| Konu: | Bülent Ecevit'in ölüm yıl dönümüne, DEVA Partisi Genel Başkanı Ali Babacan'ın babası Hilmi Babacan'ın vefatına, 2-8 Kasım Lösemili Çocuklar Haftası'na, Hatay Milletvekili Şerafettin Can Atalay'a, Galatasaray-Fenerbahçe Süper Kupa finalinin Suudi Arabistan'da oynanacak olmasına, Kredi ve Yurtlar Genel Müdürlüğü yurtlarında yaşanan sorunlara ve Türkiye Varlık Fonunun denetim raporlarına ilişkin açıklaması |
| Yasama Yılı: | 2 |
| Birleşim: | 17 |
| Tarih: | 07.11.2023 |
ALİ MAHİR BAŞARIR (Mersin) - Sayın Başkan, 5 Kasım 2006 tarihinde aramızdan ayrılan büyük devlet adamı, Kıbrıs fatihi, Genel Başkanımız Sayın Bülent Ecevit'i rahmetle, saygıyla, özlemle anıyoruz.

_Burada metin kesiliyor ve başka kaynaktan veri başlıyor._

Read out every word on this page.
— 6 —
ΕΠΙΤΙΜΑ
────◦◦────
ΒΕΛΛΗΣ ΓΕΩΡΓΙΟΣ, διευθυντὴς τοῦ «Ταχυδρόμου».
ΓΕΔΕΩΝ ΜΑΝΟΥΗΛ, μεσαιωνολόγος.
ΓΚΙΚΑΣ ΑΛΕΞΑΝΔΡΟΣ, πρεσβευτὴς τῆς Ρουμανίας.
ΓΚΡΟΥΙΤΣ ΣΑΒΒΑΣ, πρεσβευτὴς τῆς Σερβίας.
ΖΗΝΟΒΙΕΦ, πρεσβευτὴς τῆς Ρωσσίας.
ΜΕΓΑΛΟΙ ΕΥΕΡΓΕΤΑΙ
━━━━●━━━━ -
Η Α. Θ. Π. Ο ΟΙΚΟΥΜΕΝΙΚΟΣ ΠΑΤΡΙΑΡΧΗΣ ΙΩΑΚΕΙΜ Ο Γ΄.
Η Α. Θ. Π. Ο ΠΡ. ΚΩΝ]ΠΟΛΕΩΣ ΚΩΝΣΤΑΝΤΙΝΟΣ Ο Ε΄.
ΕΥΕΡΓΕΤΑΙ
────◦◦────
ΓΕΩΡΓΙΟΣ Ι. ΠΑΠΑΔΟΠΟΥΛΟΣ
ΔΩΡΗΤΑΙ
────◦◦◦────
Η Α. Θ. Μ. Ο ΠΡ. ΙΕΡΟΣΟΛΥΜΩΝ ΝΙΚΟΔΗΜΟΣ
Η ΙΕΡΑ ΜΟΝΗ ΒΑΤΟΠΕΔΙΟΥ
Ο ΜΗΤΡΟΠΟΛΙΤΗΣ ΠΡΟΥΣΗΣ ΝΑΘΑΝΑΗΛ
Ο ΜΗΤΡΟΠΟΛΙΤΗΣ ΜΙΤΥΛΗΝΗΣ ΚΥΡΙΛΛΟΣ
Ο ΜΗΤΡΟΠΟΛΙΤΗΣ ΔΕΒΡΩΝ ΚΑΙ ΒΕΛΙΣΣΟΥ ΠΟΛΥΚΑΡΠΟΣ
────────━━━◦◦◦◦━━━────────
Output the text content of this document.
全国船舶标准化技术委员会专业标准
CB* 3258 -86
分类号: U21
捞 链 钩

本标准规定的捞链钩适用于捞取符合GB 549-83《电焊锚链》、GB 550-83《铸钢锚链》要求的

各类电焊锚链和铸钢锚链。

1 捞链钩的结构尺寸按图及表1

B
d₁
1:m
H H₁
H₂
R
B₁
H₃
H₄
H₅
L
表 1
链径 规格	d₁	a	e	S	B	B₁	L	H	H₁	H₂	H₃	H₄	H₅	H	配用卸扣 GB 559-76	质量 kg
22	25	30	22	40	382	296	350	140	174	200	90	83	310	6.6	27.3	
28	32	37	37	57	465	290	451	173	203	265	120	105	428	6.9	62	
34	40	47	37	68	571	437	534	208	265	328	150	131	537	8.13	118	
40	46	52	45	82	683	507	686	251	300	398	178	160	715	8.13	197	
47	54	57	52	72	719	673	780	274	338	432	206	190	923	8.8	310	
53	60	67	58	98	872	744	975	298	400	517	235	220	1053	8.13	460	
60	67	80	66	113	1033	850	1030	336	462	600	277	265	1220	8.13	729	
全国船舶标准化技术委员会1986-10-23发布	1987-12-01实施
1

Yine, DEVA Partisi Genel Başkanı Sayın Ali Babacan'ın babası Hilmi Babacan'ın vefatını üzüntüyle öğrenmiş bulunmaktayız. Sayın Genel Başkana, ailesine, yakınlarına sabır diliyoruz; babasına Allah'tan rahmet diliyoruz.
2-8 Kasım Lösemili Çocuklar Haftası, bir farkındalık haftası. Bu haftada özellikle LÖSEV'e gerçekten minnettarız; bugün Mecliste grupları ziyaret ettiler, önemli çalışmalar yapıyorlar.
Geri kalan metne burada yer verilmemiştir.